Bratcher declined to comment through a USC spokeswoman.
Tyndall’s resignation was effective June 30, 2017. Clinic staffers were not told. A few weeks later, they watched as his belongings were removed from his office. A terse email in October informed colleagues only that Tyndall was “no longer with the University of Southern California.”
State law requires hospitals and many clinics to notify the medical board in a variety of circumstances where they suspend, discipline or terminate the privileges of physicians. These reports automatically trigger state investigations into a doctor’s license and hospital leaders face steep fines for failing to report.
USC said the law didn’t apply in Tyndall’s case because the university itself wasn’t governed by the rules for hospitals and clinics and the complaints against the gynecologist “were made as a human resources matter.” The university also said Tyndall had told school officials that he was going to retire from practice.
“In hindsight, while not legally obligated, USC now believes it should have filed a consumer complaint with the Medical Board earlier in 2017 when Tyndall resigned,” the university said in a statement.
USC said in a statement that it does not believe Tyndall should be allowed to treat patients and said the university is “re-evaluating its process” on reporting physicians. Last week, after The Times sent administrators detailed questions about Tyndall, school administrators contacted the Los Angeles County district attorney’s office and later the Los Angeles Police Department. The outcome of those conversations is not clear.

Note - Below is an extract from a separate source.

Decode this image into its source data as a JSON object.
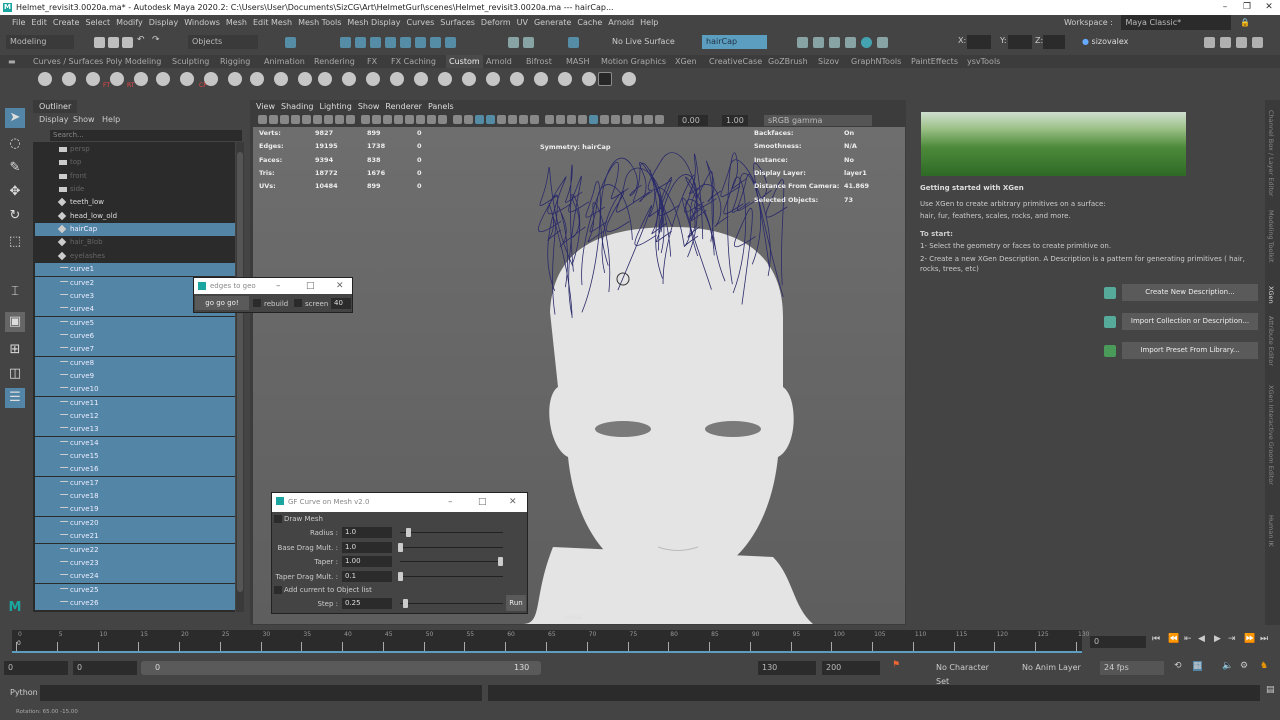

By the time Tyndall resigned, Gilbert had also left USC. She said she had been promised a promotion and even given business cards with the new title. But she said that in the wake of her report to the rape crisis center, administrators rescinded the promotion. Some clinic managers stopped talking to her, she said. She and many co-workers interpreted it as retaliation for speaking out about Tyndall. She resigned in June 2017.
USC disputed Gilbert’s account and denied retaliating against her.
In a series of interviews this spring, Tyndall portrayed himself as a victim. At one point, he offered a theory that chaperones reported him because they had trouble reaching orgasm and were jealous of young patients with tighter pelvic muscles.
After speaking for more than 10 hours, Tyndall cut off communication with The Times and said he was mulling over a lawsuit against USC that might force administrators to reinstate him at Engemann.
“When I am on my deathbed,” he said, “I want to think there are thousands and thousands of Trojan women out there whose health I made a difference in.”
Tyndall renewed his California medical license in January. He has said he intends to work well into his 80s.